37- Vehhâbîliğin ortaya çıkışı ve bozuk inmançları (Mir'ât-ül haremeyn) den alındı.

37 - Vehhâbîliği yaymak için kıyasıya müslüman öldüren Abdülazîz bin Muhammed, hicretin 1210 [m. 1795] senesinde, Mekkeye üç vehhâbî gönderdi. Mekkede yapılan toplantıda, Ehl-i sünnet âlimleri, âyet-i kerimelerle ve hadis-i şeriflerle bunlara cevap verince, üç vehhâbî birşey söyleyemedi.

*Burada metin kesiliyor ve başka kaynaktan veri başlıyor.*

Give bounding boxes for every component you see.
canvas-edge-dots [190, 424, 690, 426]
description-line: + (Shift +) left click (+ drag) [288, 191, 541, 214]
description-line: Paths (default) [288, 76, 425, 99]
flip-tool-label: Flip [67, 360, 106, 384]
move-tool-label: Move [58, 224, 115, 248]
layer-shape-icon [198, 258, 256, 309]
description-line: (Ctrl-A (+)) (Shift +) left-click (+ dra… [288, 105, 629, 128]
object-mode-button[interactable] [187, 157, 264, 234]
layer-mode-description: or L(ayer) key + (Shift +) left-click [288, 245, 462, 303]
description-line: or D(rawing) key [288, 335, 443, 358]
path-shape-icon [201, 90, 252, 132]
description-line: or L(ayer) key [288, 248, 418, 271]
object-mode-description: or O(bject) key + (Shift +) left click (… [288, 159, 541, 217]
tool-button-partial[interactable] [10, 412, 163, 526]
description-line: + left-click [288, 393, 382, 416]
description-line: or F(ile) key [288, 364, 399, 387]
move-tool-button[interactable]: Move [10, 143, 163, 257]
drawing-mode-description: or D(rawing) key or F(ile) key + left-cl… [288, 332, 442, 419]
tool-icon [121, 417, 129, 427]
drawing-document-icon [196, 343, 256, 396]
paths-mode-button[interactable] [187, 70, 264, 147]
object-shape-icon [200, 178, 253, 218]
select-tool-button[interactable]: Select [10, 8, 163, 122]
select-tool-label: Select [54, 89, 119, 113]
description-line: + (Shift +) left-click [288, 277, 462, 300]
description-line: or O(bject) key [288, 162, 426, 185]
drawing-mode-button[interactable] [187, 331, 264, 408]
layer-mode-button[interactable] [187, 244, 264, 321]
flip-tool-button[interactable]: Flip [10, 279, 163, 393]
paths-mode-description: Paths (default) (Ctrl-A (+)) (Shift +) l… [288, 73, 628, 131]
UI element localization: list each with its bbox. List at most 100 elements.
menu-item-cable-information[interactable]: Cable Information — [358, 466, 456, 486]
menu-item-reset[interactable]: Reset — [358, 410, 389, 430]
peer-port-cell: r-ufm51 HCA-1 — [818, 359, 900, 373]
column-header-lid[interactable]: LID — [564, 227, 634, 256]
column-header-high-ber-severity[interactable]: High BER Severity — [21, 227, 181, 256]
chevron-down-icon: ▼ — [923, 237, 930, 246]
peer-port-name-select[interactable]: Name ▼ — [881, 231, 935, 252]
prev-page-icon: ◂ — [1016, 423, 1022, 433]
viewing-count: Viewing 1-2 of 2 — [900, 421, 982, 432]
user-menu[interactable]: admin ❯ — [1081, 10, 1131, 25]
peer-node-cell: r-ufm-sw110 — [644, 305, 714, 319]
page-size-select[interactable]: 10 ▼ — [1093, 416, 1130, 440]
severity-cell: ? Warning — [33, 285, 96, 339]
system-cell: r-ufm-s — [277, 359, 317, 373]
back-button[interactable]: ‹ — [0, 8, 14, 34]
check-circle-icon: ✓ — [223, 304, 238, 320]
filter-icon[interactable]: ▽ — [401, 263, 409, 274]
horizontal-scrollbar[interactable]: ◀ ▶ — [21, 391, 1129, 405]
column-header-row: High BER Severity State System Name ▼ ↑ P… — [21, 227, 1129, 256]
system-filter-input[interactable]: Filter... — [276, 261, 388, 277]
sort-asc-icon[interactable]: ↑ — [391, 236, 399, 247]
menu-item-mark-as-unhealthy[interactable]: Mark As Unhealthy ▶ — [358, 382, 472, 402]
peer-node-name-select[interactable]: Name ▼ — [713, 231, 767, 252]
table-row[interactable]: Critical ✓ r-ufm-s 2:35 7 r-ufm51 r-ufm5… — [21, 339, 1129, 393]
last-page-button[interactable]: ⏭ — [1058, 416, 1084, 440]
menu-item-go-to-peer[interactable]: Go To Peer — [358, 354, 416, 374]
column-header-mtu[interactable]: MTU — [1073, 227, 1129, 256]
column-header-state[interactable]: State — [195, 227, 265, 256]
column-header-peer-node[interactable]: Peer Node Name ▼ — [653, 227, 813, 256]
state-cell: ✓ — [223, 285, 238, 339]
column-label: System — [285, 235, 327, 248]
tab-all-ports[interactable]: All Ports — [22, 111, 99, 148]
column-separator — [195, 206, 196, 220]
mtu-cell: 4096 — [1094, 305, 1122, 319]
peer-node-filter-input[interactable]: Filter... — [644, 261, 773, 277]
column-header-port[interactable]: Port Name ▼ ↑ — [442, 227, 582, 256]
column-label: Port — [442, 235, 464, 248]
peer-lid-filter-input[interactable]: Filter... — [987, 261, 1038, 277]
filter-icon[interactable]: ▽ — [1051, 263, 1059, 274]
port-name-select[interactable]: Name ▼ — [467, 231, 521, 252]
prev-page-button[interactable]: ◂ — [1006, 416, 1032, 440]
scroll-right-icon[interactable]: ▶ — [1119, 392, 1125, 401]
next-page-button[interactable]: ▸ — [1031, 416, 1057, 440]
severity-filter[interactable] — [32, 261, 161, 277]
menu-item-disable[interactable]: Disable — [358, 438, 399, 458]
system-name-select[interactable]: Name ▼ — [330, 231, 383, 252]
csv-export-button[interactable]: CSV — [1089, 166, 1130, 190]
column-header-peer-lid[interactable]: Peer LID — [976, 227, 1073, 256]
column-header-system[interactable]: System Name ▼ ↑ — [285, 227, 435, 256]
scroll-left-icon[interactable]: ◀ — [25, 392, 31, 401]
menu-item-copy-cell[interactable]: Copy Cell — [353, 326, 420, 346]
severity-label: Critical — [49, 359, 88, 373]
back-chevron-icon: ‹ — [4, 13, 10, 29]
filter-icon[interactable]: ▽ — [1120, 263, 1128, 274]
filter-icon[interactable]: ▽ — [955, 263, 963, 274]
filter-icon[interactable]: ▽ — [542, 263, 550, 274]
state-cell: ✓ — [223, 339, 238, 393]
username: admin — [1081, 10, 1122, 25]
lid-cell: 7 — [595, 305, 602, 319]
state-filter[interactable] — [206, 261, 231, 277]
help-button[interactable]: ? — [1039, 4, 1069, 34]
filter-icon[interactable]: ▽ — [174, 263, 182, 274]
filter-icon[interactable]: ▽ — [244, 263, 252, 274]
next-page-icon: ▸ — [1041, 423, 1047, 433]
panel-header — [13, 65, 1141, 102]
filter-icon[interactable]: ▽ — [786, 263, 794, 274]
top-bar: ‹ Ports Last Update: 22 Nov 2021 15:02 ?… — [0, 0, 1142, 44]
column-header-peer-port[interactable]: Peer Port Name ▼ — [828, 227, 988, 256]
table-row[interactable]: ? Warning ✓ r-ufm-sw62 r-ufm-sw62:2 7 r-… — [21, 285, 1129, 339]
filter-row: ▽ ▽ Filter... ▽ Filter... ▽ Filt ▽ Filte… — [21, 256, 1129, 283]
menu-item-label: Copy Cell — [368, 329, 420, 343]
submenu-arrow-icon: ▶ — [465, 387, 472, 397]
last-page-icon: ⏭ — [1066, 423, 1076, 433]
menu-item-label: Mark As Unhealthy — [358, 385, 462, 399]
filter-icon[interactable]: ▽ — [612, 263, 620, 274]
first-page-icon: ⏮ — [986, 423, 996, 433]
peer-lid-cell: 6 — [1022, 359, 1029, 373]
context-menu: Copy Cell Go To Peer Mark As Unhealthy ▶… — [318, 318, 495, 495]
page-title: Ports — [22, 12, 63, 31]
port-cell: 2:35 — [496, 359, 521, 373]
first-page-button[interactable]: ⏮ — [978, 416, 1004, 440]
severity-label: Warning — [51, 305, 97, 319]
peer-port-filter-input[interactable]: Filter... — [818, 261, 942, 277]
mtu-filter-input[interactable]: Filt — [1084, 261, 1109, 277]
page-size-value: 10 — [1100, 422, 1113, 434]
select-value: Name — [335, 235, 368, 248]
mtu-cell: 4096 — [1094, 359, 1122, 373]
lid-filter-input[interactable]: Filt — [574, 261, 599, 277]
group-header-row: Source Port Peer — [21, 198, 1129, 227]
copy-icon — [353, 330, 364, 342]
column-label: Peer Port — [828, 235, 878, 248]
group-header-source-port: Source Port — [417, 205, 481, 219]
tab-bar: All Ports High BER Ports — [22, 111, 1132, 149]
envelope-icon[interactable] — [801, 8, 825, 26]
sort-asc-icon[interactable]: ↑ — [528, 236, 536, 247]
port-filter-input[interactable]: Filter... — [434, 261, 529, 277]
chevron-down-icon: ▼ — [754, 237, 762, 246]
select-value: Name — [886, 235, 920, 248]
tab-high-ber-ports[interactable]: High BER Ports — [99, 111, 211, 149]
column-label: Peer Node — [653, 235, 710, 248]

Hakkı kabûl etmekten başka çıkar yol bulamadılar. Ehl-i sünnetin haklı olduğunu, kendilerinin yanlış ve sapık bir yol tutmuş olduklarını uzun yazdılar. Üçü de imzaladı. Fakat, Abdülazîz, siyâsî emeller peşinde, başkanlık lezzetini arttırmak davâsında olduğundan, din adamlarının bu nasihatine kulak bile vermedi. Din perdesi arkasında, işkencelerini hergün daha arttırdı.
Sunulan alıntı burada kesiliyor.